Specialized streamers are finding a foothold among viewers that want more specific content catered to their interests. There are more than 300 streaming services in North America, most of which are niche offerings. In the third quarter of 2019, about a quarter of U.S. households were supplementing their subscriptions to Amazon Prime, Hulu or Netflix with another smaller service, according to marketing research and consulting firm Parks Associates.
“People are cutting the cord, and one of the main reasons besides cost is they just want to get specific content they want to watch,” said Steve Nason, research director at Parks Associates.
Unlike major streaming services, niche streamers have the ability to direct most of their resources to own one genre instead of trying to appeal to the tastes of as many people as possible. But it’s a balancing act. The services want to remain specialized enough that their offering remains distinct and differentiated, but they also have to broaden their offerings enough to attract new subscribers while keeping longtime customers interested.
“We look at how people are consuming the content and what kinds of pockets of audiences develop around different shows, and then we pick shows that deliver to that,” said Matthew Graham, general manager of the AMC Networks-owned British streamer Acorn TV. “But we also pick shows that push things outside that core a little bit. You don’t want to bake the same cake over and over again.”
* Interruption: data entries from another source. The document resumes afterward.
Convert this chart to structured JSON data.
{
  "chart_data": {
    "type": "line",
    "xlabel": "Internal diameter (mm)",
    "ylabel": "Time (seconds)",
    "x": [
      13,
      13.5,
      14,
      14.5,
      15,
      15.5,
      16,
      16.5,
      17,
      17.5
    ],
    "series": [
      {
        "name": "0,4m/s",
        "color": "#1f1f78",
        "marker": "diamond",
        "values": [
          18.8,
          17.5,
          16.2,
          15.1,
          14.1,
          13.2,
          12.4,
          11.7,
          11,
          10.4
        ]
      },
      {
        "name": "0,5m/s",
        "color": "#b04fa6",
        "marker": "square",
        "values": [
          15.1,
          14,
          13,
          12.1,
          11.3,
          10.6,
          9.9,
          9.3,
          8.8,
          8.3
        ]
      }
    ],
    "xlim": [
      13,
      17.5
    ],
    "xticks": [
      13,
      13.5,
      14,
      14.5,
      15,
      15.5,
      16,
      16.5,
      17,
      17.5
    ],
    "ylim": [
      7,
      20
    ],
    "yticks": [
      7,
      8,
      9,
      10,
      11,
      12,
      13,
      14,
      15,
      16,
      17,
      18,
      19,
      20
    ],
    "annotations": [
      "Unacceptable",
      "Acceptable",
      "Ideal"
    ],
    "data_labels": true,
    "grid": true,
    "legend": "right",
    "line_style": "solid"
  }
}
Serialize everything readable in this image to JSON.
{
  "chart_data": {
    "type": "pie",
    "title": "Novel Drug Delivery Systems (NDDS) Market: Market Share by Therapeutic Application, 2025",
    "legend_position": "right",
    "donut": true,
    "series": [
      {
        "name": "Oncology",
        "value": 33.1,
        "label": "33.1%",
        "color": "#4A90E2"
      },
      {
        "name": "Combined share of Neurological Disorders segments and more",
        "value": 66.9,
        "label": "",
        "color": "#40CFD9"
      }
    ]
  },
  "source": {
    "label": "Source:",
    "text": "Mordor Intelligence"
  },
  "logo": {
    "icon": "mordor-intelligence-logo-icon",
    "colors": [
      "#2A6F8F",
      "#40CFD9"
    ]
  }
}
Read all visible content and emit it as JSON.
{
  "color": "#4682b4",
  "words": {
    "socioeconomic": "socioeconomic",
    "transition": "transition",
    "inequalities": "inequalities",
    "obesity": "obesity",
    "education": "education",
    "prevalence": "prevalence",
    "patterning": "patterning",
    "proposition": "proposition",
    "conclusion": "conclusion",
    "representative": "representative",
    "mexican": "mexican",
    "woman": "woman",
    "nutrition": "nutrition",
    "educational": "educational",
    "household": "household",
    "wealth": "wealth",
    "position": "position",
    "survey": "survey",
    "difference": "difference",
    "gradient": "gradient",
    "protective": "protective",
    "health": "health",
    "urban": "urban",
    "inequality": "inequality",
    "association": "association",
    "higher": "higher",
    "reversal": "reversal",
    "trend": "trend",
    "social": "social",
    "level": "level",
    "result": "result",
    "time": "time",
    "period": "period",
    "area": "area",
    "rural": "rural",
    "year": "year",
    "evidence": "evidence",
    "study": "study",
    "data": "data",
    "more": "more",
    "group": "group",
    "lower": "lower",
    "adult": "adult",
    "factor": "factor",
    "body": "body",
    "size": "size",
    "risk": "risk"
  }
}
Since most niche streamers are focused solely on subscription revenue, keeping fans engaged year-round requires careful curation and marketing. Shudder, which doesn’t disclose subscription figures, curates programming offerings around major holidays throughout the year, including Halloween, Christmas, Valentine’s Day and a midyear holiday it calls Halfway to Halloween. At Crunchyroll, a WarnerMedia-owned streaming service that specializes in anime and manga and has 2 million global subscribers, the company puts on conventions and sells merchandise to keep fans engaged in shows long after a program’s last episode.
“We try to be everything for someone, not everything for everyone,” said Julia Renda, head of marketing at the service.
Small streamers say they’re seeing benefits from the growing interest in streaming television. Graham, whose service Acorn TV hit 1 million subscribers last year, said investment in streaming and the launches of new services introduce the idea of SVODs to new customers that may otherwise not have known to consider niche services.